Duncan's next encounter with the law came in April, when he was released on $15,000 bail  after being charged with molesting a boy in Minnesota. Police in Fargo, where his last-known address was, had been looking for Duncan since May, when he failed to check in with a probation agent.

Shasta and Dylan Groene were discovered to be missing on May 16, when police found the bodies of the girl’s mother, older brother and mother’s boyfriend bound and bludgeoned to death.

Shasta Groene said her nightmare began when she was awakened, tied up and carried with her 9-year-old brother to a waiting pickup truck.

“This little girl really went through more than any little girl should ever have to think about,” Wolfinger said Tuesday.

Darlene Torres, Shasta’s grandmother, said Duncan has no known connection to the family. “Nobody in the family has ever seen this man before. Ever,” Torres told CBS’ “The Early Show” Wednesday.

'Doing really good'
Misty Cooper, Shasta’s aunt, said Shasta “seems to be doing really good right now,” but that the family has not spoken to the girl about her ordeal. “We just go on with every day, normal things,” Cooper said.

Image: Shasta Groene and her father
Kootenai County Sheriff's Dept. / AP
Shasta Groene is reunited with her father, Steven Groene, in this photo released Monday.

And Shasta's father, Steven Groene, made comments calling on more vigilance to prevent such crimes from happening.

“There's been so many times I've seen the news announce sex offenders being released into the community,” Groene said in a Wednesday news conference.

“People need to contact their congressmen, their senators, and even the president. There's a lot more that can be done.”

“These people are put in their position by us, are supposed to be working for us, and they are not doing their jobs whatsoever,” he said.

Taken to three campsites
Shasta told Maskell she had never seen Duncan before.

She was awakened at her home and watched as her mother Brenda Groene, 13-year-old brother Slade and Mark McKenzie, her mother’s boyfriend, were tied up, the document said. She and Dylan were also bound and placed in the pickup truck. The children were later transferred to a stolen red Jeep and taken to the first of three campsites, she said.

The affidavit does not mention the beating deaths of the girl’s family or whether she witnessed the killings. It also did not say if she witnessed what happened to Dylan.

Duncan was shackled and appeared unshaven and choked up as he quietly answered Magistrate Judge Scott Wayman during a brief appearance Tuesday via video link.

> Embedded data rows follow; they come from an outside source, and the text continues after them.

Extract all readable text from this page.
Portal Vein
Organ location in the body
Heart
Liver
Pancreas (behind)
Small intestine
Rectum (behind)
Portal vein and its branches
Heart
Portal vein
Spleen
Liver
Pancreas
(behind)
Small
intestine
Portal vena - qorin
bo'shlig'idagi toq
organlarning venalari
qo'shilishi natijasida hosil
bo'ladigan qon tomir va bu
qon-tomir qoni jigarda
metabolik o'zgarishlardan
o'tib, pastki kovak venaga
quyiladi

“Really, is it possible not to be frustrated at the way events have unfolded in this case?” Fargo Police Chief Chris Magnus asked Tuesday at a news conference.

Spotted in Montana town
Duncan was described as relaxed and clean-cut when he stopped at a store in the western Montana logging community of St. Regis more than a month ago for gas and a 12-pack of Bud Light.

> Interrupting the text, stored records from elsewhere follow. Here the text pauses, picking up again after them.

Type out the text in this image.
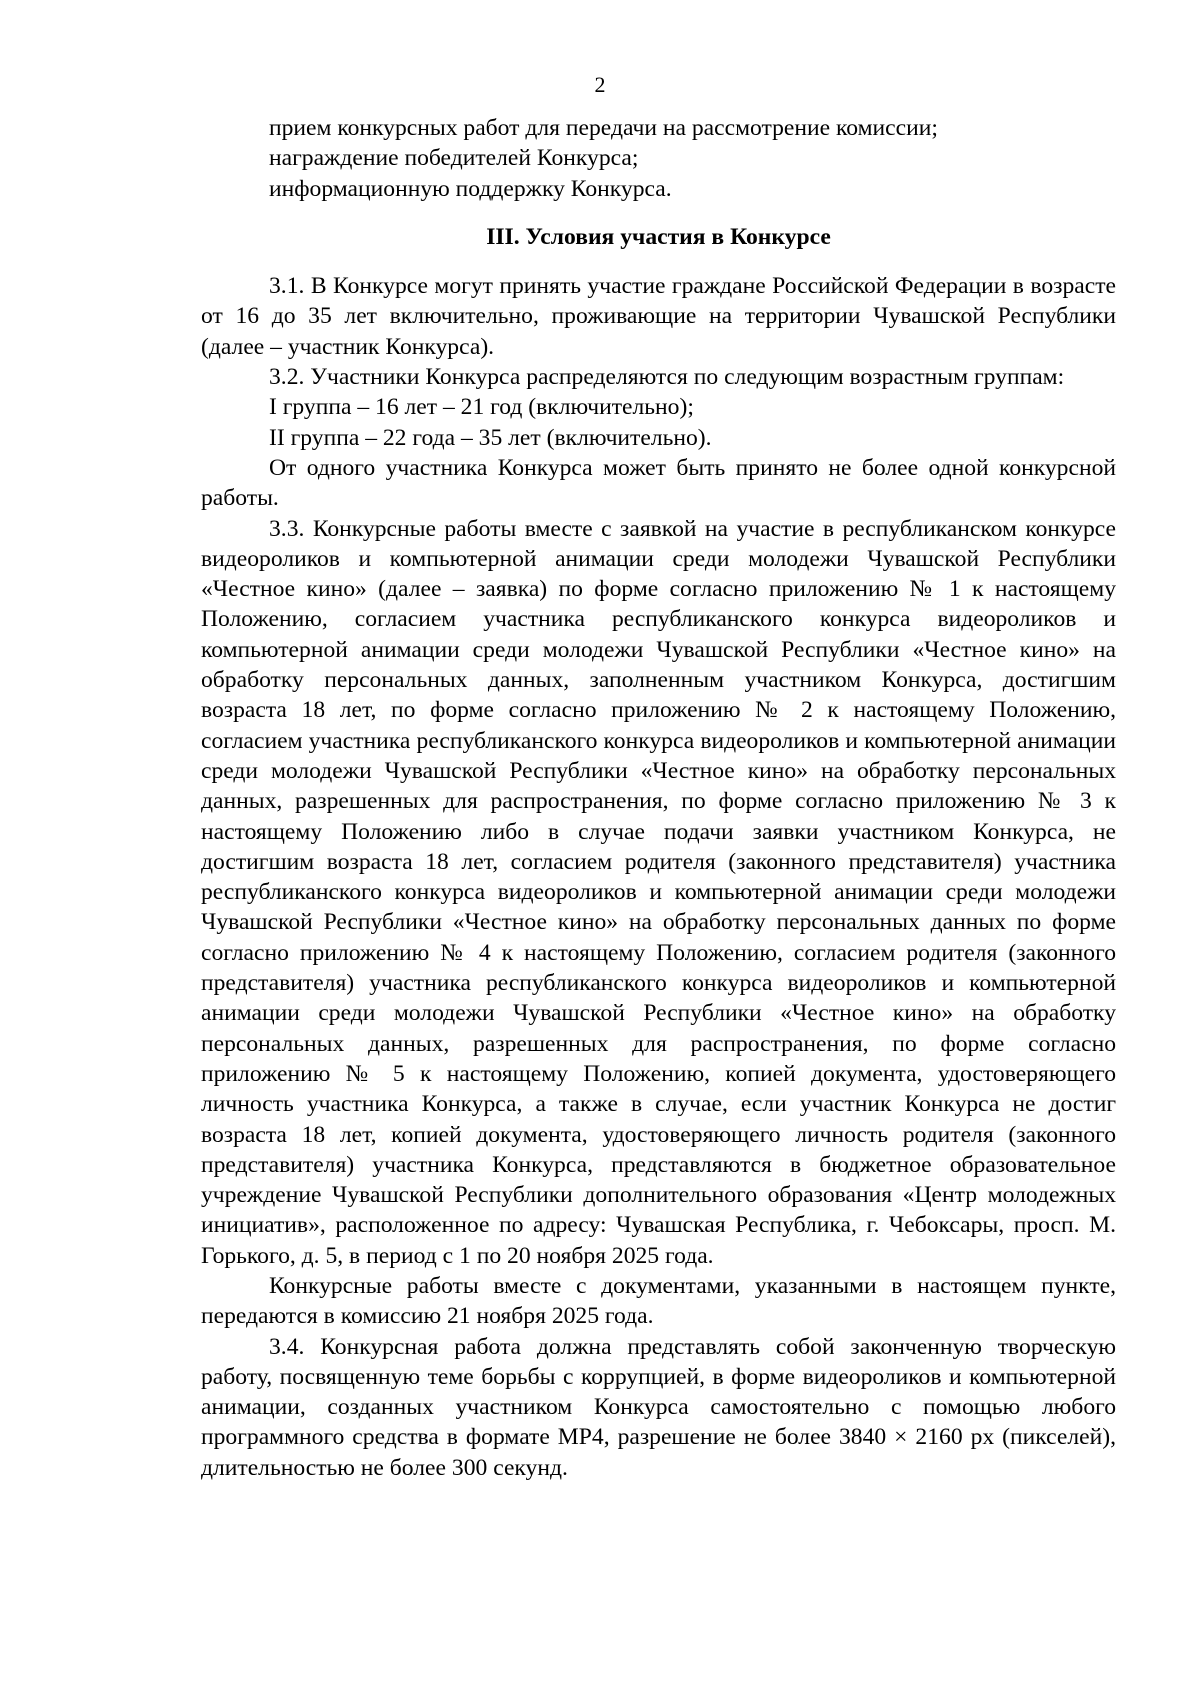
2

прием конкурсных работ для передачи на рассмотрение комиссии;

награждение победителей Конкурса;

информационную поддержку Конкурса.

III. Условия участия в Конкурсе

3.1. В Конкурсе могут принять участие граждане Российской Федерации в возрасте от 16 до 35 лет включительно, проживающие на территории Чувашской Республики (далее – участник Конкурса).

3.2. Участники Конкурса распределяются по следующим возрастным группам:

I группа – 16 лет – 21 год (включительно);

II группа – 22 года – 35 лет (включительно).

От одного участника Конкурса может быть принято не более одной конкурсной работы.

3.3. Конкурсные работы вместе с заявкой на участие в республиканском конкурсе видеороликов и компьютерной анимации среди молодежи Чувашской Республики «Честное кино» (далее – заявка) по форме согласно приложению № 1 к настоящему Положению, согласием участника республиканского конкурса видеороликов и компьютерной анимации среди молодежи Чувашской Республики «Честное кино» на обработку персональных данных, заполненным участником Конкурса, достигшим возраста 18 лет, по форме согласно приложению № 2 к настоящему Положению, согласием участника республиканского конкурса видеороликов и компьютерной анимации среди молодежи Чувашской Республики «Честное кино» на обработку персональных данных, разрешенных для распространения, по форме согласно приложению № 3 к настоящему Положению либо в случае подачи заявки участником Конкурса, не достигшим возраста 18 лет, согласием родителя (законного представителя) участника республиканского конкурса видеороликов и компьютерной анимации среди молодежи Чувашской Республики «Честное кино» на обработку персональных данных по форме согласно приложению № 4 к настоящему Положению, согласием родителя (законного представителя) участника республиканского конкурса видеороликов и компьютерной анимации среди молодежи Чувашской Республики «Честное кино» на обработку персональных данных, разрешенных для распространения, по форме согласно приложению № 5 к настоящему Положению, копией документа, удостоверяющего личность участника Конкурса, а также в случае, если участник Конкурса не достиг возраста 18 лет, копией документа, удостоверяющего личность родителя (законного представителя) участника Конкурса, представляются в бюджетное образовательное учреждение Чувашской Республики дополнительного образования «Центр молодежных инициатив», расположенное по адресу: Чувашская Республика, г. Чебоксары, просп. М. Горького, д. 5, в период с 1 по 20 ноября 2025 года.

Конкурсные работы вместе с документами, указанными в настоящем пункте, передаются в комиссию 21 ноября 2025 года.

3.4. Конкурсная работа должна представлять собой законченную творческую работу, посвященную теме борьбы с коррупцией, в форме видеороликов и компьютерной анимации, созданных участником Конкурса самостоятельно с помощью любого программного средства в формате MP4, разрешение не более 3840 × 2160 px (пикселей), длительностью не более 300 секунд.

He chatted with attendant Jackie Allen for nearly 15 minutes, peppering her with questions about area parks and campgrounds and asking for directions to nearby communities.

Allen said she was “shocked and stunned” to learn that the man she said visited her store was Duncan. “I know people can fool you, but he was a really clean-cut and relaxed guy,” Allen said. “It’s just kind of shocked me. I still don’t know what to think.”

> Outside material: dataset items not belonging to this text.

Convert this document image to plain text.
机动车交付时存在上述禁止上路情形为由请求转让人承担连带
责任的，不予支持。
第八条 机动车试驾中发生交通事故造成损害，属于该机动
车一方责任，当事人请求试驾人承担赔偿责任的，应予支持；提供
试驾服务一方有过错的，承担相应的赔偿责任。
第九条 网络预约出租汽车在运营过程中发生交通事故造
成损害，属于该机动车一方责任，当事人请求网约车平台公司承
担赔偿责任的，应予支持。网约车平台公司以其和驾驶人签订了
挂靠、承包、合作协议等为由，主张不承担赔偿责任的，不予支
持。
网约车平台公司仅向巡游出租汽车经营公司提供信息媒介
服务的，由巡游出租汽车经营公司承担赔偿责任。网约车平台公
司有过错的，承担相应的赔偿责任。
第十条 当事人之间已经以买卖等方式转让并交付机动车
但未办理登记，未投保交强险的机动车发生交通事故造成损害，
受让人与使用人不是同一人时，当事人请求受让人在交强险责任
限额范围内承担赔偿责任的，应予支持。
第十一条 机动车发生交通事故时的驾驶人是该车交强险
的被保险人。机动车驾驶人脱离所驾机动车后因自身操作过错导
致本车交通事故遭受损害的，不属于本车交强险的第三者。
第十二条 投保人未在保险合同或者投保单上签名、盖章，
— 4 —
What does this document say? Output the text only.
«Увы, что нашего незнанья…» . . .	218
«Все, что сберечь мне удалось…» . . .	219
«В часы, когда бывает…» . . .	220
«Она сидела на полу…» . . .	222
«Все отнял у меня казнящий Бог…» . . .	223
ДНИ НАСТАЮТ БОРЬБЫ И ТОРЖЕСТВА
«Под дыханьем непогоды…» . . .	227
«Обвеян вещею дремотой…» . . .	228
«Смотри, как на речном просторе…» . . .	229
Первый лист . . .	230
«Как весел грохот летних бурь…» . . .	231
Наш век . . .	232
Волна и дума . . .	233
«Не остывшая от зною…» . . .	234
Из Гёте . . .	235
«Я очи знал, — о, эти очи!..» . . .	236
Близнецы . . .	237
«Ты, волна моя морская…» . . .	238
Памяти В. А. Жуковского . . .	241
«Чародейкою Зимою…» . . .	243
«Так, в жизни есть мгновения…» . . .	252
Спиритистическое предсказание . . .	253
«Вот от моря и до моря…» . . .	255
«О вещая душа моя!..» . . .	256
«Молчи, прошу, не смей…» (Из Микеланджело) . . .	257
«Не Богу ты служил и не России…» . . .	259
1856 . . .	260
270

Like others in the timber town of about 300 near the Idaho state line, Allen had been on the lookout for Dylan and Shasta since they were reported missing six weeks ago.

Posters with their photos hung in nearly every business in town. And though hundreds of tourists pass through every day en route to Glacier National Park, residents watched for any suspicious people or activities.

After Duncan’s arrest, business owners meticulously paged through fishing licenses and other records, checking to see if he’d stopped in their establishments.

“You hate for this kind of thing to happen anywhere, but especially for it to happen close to home,” said Laura Palmer, a St. Regis gift shop employee and longtime resident.

The Associated Press contributed to this report.